There are n presents in the shop, and Oipotato can choose to buy some of them. We know that his girlfriend will possibly feel extremely happy if she receives a present. Therefore, if Oipotato gives k presents to his girlfriend, she has k chances to feel extremely happy. However, Oipotato doesn’t want his girlfriend to feel extremely happy too many times for the gifts.

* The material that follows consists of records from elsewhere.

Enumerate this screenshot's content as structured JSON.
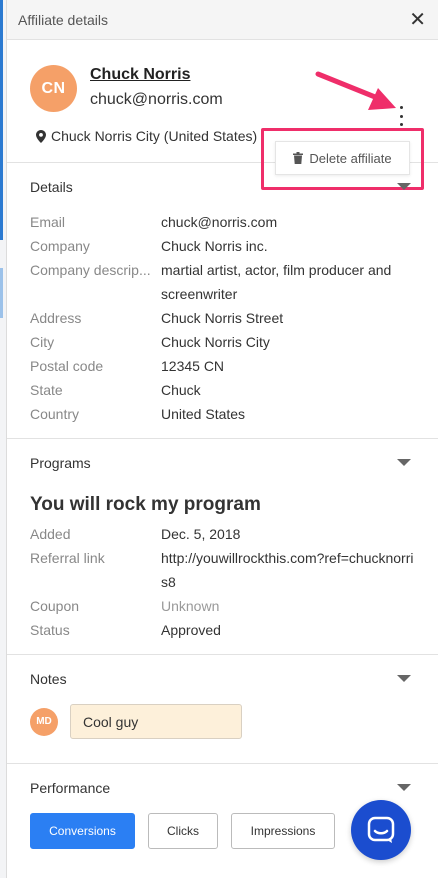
{
  "header": {
    "title": "Affiliate details",
    "close_glyph": "✕"
  },
  "profile": {
    "initials": "CN",
    "name": "Chuck Norris",
    "email": "chuck@norris.com",
    "location": "Chuck Norris City (United States)",
    "delete_label": "Delete affiliate"
  },
  "details": {
    "title": "Details",
    "rows": [
      {
        "label": "Email",
        "value": "chuck@norris.com"
      },
      {
        "label": "Company",
        "value": "Chuck Norris inc."
      },
      {
        "label": "Company descrip...",
        "value": "martial artist, actor, film producer and screenwriter"
      },
      {
        "label": "Address",
        "value": "Chuck Norris Street"
      },
      {
        "label": "City",
        "value": "Chuck Norris City"
      },
      {
        "label": "Postal code",
        "value": "12345 CN"
      },
      {
        "label": "State",
        "value": "Chuck"
      },
      {
        "label": "Country",
        "value": "United States"
      }
    ]
  },
  "programs": {
    "title": "Programs",
    "program_name": "You will rock my program",
    "rows": [
      {
        "label": "Added",
        "value": "Dec. 5, 2018"
      },
      {
        "label": "Referral link",
        "value": "http://youwillrockthis.com?ref=chucknorris8"
      },
      {
        "label": "Coupon",
        "value": "Unknown"
      },
      {
        "label": "Status",
        "value": "Approved"
      }
    ]
  },
  "notes": {
    "title": "Notes",
    "author_initials": "MD",
    "note_text": "Cool guy"
  },
  "performance": {
    "title": "Performance",
    "buttons": [
      "Conversions",
      "Clicks",
      "Impressions"
    ],
    "active_button": "Conversions"
  },
  "colors": {
    "avatar": "#f5a068",
    "highlight": "#ef2e6a",
    "primary_blue": "#2b7ff3",
    "chat_fab": "#1b4dcf",
    "note_bg": "#fdf0da"
  },
  "icons": [
    "close-icon",
    "map-pin-icon",
    "kebab-menu-icon",
    "trash-icon",
    "chevron-down-icon",
    "chat-icon",
    "arrow-annotation"
  ]
}
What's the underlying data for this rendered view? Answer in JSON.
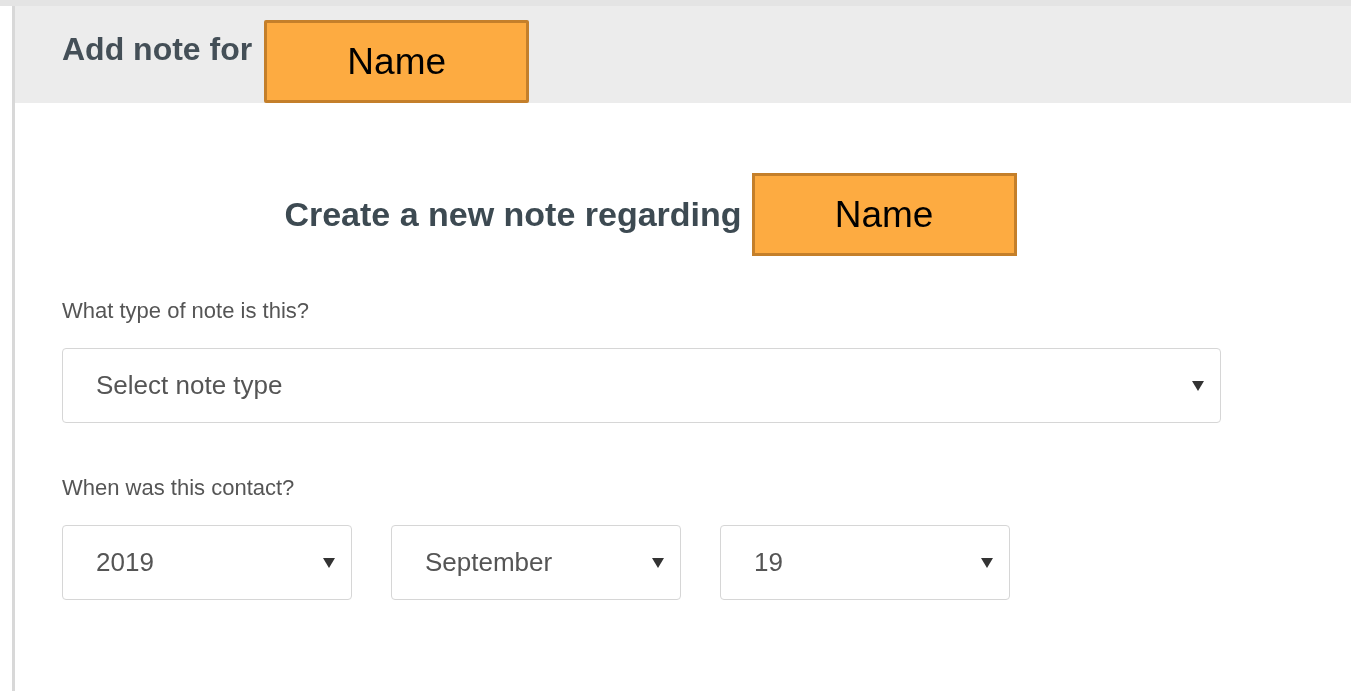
{
  "header": {
    "title": "Add note for",
    "name_tag": "Name"
  },
  "form": {
    "heading": "Create a new note regarding",
    "name_tag": "Name",
    "note_type": {
      "label": "What type of note is this?",
      "placeholder": "Select note type"
    },
    "contact_date": {
      "label": "When was this contact?",
      "selects": [
        {
          "value": "2019"
        },
        {
          "value": "September"
        },
        {
          "value": "19"
        }
      ]
    }
  }
}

Formally, for each present i, it has a possibility of Pi to make Oipotato’s girlfriend feel extremely happy. Please help Oipotato decide what to buy and maximize the possibility that his girlfriend feels extremely happy for exactly one time.
Input
There are multiple test cases. The first line of the input contains an integer T (1≤T≤100), indicating the number of test cases. For each test case:

The first line contains an integer n (1≤n≤10 000), indicating the number of possible presents.

The second line contains n decimals Pi (0≤Pi≤1) with exactly six digits after the decimal point, indicating the possibility that Oipotato’s girlfriend feels extremely happy when receiving present i.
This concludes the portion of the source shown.